Aerospace giant Lockheed Martin has issued a white paper that lays out a series of missions to be flown by the Orion spacecraft that would build confidence and experience before moving to deep space missions to asteroids or Mars. These "stepping stone" missions would begin with Earth orbital shakedowns of Orion and move to lunar voyages, culminating in "L2 Farside" missions.
The L2 point is 40,000 miles beyond lunar orbit, where Earth's gravity and the Moon's gravity balance. A ship at that point could remain there indefinitely. The crew of such a ship would also have a spectacular view of both the lunar farside and Earth.

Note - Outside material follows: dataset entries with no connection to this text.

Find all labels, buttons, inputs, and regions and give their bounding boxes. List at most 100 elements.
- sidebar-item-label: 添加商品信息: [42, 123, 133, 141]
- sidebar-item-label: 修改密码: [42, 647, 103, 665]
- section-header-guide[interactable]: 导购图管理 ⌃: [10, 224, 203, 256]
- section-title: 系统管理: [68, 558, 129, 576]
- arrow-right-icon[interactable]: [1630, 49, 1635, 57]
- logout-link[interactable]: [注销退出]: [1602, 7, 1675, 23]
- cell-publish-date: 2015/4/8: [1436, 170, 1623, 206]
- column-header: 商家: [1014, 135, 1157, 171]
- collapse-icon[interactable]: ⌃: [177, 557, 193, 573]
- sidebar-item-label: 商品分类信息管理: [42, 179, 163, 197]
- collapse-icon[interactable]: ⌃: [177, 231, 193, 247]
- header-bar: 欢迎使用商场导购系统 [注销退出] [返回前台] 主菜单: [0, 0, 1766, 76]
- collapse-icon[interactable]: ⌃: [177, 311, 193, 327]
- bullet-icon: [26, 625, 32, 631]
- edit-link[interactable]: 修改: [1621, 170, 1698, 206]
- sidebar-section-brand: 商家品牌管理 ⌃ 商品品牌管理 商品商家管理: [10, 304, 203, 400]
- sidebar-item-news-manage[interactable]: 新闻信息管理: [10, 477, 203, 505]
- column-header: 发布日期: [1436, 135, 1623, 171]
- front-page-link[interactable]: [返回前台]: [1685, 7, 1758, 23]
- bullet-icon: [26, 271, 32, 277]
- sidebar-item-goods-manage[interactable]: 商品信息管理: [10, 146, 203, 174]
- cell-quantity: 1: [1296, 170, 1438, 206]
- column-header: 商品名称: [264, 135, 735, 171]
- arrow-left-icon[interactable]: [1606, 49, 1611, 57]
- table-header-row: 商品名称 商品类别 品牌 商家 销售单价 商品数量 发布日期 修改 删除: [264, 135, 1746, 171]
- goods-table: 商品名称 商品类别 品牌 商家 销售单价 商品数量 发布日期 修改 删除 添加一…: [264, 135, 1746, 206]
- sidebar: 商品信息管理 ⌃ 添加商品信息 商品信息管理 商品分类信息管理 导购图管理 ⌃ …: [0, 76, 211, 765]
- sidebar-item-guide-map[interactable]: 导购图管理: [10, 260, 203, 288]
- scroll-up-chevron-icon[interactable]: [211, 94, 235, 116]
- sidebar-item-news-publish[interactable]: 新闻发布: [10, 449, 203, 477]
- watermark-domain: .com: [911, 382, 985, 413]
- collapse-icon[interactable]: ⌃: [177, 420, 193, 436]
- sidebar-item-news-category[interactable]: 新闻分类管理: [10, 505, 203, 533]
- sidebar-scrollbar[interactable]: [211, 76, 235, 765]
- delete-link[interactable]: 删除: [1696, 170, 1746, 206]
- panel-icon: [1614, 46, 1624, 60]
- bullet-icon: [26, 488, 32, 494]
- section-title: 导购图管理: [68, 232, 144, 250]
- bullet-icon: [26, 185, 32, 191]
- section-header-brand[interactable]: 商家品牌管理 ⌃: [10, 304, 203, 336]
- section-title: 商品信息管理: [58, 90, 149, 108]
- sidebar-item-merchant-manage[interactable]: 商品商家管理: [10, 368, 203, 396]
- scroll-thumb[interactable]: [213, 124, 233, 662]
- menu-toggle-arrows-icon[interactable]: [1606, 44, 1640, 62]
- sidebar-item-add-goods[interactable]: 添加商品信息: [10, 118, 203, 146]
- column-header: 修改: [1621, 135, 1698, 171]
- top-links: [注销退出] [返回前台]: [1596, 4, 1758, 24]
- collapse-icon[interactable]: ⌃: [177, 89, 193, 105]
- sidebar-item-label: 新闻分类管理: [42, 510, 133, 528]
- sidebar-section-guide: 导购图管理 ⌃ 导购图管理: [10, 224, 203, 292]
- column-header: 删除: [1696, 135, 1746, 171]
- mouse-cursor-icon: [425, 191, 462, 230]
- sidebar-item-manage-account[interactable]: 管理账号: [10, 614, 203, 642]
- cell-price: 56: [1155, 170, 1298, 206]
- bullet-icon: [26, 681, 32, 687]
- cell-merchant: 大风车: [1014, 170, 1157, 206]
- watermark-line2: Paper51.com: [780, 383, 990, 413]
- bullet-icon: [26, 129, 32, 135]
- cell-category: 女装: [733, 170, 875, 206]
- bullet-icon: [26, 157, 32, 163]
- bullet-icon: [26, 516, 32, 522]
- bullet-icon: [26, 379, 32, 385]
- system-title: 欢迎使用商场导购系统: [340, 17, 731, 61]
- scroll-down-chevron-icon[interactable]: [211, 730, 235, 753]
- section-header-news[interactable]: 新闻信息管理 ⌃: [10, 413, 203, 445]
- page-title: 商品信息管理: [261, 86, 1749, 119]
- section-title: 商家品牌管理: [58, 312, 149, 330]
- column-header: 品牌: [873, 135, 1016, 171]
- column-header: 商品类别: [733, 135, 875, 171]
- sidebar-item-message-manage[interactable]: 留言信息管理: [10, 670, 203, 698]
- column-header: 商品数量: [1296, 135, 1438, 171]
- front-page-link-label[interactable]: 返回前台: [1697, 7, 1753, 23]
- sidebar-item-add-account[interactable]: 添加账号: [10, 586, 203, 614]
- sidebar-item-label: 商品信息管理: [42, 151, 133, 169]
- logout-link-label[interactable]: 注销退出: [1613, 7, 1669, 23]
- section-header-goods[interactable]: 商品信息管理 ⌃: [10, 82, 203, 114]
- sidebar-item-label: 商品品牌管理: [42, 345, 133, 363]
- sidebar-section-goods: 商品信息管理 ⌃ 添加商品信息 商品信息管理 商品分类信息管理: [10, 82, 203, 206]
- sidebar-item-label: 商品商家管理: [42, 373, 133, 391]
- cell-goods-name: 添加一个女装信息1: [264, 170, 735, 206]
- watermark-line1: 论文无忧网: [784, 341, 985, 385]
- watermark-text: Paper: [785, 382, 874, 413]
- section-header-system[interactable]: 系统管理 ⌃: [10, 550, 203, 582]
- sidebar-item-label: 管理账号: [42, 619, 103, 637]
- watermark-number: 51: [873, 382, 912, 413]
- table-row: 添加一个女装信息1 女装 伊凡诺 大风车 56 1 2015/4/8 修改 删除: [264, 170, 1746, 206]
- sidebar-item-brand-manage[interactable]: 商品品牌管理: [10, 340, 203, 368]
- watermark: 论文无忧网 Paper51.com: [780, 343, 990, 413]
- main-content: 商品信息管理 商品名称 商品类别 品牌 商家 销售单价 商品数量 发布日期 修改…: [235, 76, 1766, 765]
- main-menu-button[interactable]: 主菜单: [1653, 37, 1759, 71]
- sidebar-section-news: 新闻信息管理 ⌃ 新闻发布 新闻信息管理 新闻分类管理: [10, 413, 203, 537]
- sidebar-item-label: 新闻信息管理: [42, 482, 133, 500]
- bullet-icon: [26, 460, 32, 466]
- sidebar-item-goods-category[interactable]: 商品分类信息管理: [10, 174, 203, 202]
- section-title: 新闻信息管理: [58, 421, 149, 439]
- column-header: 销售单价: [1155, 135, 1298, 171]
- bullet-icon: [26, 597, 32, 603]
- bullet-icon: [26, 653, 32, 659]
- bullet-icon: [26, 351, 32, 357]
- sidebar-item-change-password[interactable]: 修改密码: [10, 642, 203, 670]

LM argues such lunar missions would allow testing of technology and techniques to be used in future deep space missions while allowing astronauts to teleoperate robots on the farside to build giant telescope arrays and to explore the farside by teleoperating rovers on the lunar surface.
It's an interesting proposal, and fills in a blank left by President Obama's proposal to send astronauts to an asteroid by 2025. Surely, several flights will need to be flown before that mission is attempted, as LM points out. Something else needs to be pointed out, too. LM builds Orion. A series of Orion flights, therefore, would mean a series of Orion spacecraft would need to be built-- presumably by LM, and presumably at some good profit. The money angle should not, by itself, invalidate LM's proposal, but it must be noted.